Beyond the economic consequences, there are major strategic imperatives for the Obama administration to move with speed. As Lee Kwan Yew has argued, the pace of Asian regionalism is quickening. Within the last year, Australian Prime Minister Kevin Rudd has put forward and vigorously pushed for a new proposal on an inclusive Asia Pacific Community that would include the US and India. Conversely, the quirky, erratic new Japanese Prime Minister, Yukio Hatoyama, has espoused a narrower vision of an East Asian Community, implicitly excluding the US (Thayer 2009, Goerge Mulgan 2009, and Rathus 2009).

The future of Asian regionalism is in extreme flux – presenting President Obama with both opportunities and dangers. It is time to move beyond vague promises of “engagement” to results.

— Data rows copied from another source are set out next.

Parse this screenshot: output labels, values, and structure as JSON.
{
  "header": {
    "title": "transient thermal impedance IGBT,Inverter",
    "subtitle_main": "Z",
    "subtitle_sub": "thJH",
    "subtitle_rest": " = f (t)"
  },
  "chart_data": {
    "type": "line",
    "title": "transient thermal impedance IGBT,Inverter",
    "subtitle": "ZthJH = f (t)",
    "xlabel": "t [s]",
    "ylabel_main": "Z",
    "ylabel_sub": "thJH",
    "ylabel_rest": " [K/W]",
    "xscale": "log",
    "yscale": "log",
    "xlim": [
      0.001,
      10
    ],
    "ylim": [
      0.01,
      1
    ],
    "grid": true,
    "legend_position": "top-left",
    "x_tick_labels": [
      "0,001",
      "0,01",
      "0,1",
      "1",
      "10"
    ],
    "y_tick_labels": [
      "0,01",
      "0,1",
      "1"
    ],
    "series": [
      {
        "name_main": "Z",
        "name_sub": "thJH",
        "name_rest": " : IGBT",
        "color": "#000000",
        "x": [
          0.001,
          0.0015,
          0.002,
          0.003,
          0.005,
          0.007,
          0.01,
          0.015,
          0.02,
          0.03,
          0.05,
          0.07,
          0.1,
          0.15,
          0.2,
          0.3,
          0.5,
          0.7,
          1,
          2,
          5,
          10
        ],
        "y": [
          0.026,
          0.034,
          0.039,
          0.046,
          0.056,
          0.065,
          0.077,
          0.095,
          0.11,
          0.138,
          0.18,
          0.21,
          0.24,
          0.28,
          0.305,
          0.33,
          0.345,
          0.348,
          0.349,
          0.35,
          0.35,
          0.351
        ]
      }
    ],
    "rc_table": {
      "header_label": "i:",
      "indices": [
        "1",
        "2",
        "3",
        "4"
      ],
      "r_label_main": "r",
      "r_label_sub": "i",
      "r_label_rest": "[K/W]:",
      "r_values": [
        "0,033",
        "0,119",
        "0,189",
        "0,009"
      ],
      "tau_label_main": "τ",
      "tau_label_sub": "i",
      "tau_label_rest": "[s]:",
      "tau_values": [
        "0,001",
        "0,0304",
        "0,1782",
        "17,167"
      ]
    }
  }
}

A serious approach to Trans-Pacific Partnership negotiations would present an opportunity to do so.

References

Asian Development Bank (2009), “FTA Status by Country, 2009”, table 6, Asian Regional Integration Center, June.

Baldwin, Richard (1993), “A Domino Theory of Regionalism”, NBER Working Paper 4465, September.

Barfield, Claude and Philip I Levy (2009a), “Tales of the South Pacific”, AEI International Economic Outlook, December.

Barfield, Claude and Philip I. Levy (2009b), “In Search of an Obama Trade Policy”, AEI International Economic Outlook, August.

Elms, Deborah (2009), “U.S. Trade Policy in Asia: Going for the Trans-Pacific Partnership?”, East Asia Forum, 26 November.

George Mulgan, Aurelia (2009), “Is There a ‘Japanese’ Concept of an East Asian Community?”, East Asia Forum, 6 November.

New Zealand Ministry of Foreign Affairs and Trade, “Trans-Pacific Strategic Economic Partnership Agreement.”

Rathus, Joel (2009), “Squaring the Japanese and Australia Proposals for an East Asian and Asia Pacific Community: Is America In or Out?” East Asia Forum, 4 November.

Stangarone, Troy (2009), “Korea-EU FTA Represents a Challenge for the United States”, Korea Insight, Korea Economic Institute, Washington, November.

Thayer, Carlyle A (2009), “Kevin Rudd’s Asia-Pacific Community Initiative: Suggestions and Insights for the Future Process of East Asian Regional Cooperation”, International Conference on East Asia and South Pacific in Regional Cooperation, Shanghai, 9-10 September.

USTR (2009), “U.S. Engagement with the Trans-Pacific Partnership: Action to Date”, fact sheet, December.